Deep Neural Network Based Chinese Dialect Classification
Miao Wan,Jie Ren,Miao Ma,Zhiqiang Li,Rui Cao,Quanli Gao
DOI: https://doi.org/10.1109/CBD54617.2021.00043
2022-01-01
Abstract:With the recent advance of neural networks in audio speech recognition (ASR), Deep Neural Network Based ASR has been widely used in multiple application scenarios such as smart homes, intelligent customer service, meeting minutes, and real-time translation. However, due to the ethnic variety of China, the pronunciation for the same word is different, which is a big challenge to the speech recognition system, especially for Short Utterances.
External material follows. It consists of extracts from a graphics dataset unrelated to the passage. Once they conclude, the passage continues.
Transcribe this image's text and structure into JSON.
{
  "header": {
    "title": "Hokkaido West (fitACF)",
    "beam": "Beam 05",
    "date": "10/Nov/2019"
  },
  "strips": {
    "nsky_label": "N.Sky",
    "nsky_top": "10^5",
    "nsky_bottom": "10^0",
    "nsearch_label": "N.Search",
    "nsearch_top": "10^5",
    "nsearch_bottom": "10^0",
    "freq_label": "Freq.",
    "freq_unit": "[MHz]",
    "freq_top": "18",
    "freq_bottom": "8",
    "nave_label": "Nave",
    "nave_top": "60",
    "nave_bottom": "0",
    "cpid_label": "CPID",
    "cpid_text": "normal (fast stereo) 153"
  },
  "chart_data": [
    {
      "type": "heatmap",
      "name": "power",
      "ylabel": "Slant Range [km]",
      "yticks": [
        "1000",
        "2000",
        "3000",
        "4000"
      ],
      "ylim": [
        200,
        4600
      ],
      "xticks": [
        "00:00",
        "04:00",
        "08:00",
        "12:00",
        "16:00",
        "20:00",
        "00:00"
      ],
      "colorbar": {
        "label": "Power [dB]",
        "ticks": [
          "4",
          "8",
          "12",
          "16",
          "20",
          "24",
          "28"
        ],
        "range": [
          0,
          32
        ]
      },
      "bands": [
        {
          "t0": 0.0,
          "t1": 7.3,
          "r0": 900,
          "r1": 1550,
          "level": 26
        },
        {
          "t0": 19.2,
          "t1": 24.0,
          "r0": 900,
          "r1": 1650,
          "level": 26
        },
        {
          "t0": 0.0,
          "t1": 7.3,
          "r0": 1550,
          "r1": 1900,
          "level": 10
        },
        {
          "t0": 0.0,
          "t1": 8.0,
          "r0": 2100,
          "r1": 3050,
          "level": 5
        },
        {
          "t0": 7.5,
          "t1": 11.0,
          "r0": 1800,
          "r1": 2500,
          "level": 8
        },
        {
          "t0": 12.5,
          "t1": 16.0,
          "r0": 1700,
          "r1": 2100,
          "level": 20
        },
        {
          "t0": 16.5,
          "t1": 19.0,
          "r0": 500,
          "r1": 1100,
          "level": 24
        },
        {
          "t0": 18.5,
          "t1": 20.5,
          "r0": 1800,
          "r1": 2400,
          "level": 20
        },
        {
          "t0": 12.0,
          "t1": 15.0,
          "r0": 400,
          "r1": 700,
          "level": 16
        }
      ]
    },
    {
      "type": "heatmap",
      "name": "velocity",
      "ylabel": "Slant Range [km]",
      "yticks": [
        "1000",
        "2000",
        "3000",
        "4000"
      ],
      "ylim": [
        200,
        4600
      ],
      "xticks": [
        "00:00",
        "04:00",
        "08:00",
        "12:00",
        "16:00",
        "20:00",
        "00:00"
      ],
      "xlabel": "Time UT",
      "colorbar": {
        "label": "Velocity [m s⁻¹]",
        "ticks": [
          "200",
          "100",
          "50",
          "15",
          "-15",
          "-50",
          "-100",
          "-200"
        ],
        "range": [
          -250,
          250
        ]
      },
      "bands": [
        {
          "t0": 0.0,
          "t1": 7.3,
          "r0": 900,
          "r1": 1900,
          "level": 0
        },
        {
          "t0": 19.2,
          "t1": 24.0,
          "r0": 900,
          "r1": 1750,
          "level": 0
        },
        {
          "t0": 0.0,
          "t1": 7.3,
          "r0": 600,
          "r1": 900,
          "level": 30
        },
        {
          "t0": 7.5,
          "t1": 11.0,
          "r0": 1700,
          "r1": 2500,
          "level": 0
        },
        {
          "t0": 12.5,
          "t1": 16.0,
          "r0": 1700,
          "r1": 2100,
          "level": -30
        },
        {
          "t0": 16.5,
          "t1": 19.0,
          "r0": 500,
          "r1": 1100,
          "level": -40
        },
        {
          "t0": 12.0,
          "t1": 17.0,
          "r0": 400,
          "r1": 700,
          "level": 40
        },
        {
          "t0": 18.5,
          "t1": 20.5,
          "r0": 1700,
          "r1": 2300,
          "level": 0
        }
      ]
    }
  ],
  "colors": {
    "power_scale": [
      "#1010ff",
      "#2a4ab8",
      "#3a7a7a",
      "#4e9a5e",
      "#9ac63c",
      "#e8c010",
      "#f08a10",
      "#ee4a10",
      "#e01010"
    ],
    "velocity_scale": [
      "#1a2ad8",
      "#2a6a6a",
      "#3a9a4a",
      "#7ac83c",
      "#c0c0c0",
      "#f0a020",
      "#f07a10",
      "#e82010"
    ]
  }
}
This paper analyzes three kinds of commonly used speech feature parameters: spectrogram, MFCC (Mel-scale Frequency Cepstral Coefficients), and Fbank (Filter bank) and builds the dialect classification model based on a deep neural network for a dataset of 10 dialects in China. In detail, we study the geographical features of dialects and propose a multi-task model that uses the area of the dialect as an auxiliary task and builds a hard parameter sharing based multi-task learning model. The results show that the performance of this model can achieve up to 79.96%. Furthermore, as the hard parameter sharing model cannot effectively learn the correlation between sub-tasks, we then propose a sparse parameter sharing based multitask learning model. The model uses joint training to automatically learn the correlation between sub-tasks, prune redundant networks, and share network parameters. The experiment results show that the sparse parameter sharing for the multi-task classification model achieves the best accuracy, with an average of 83.59%.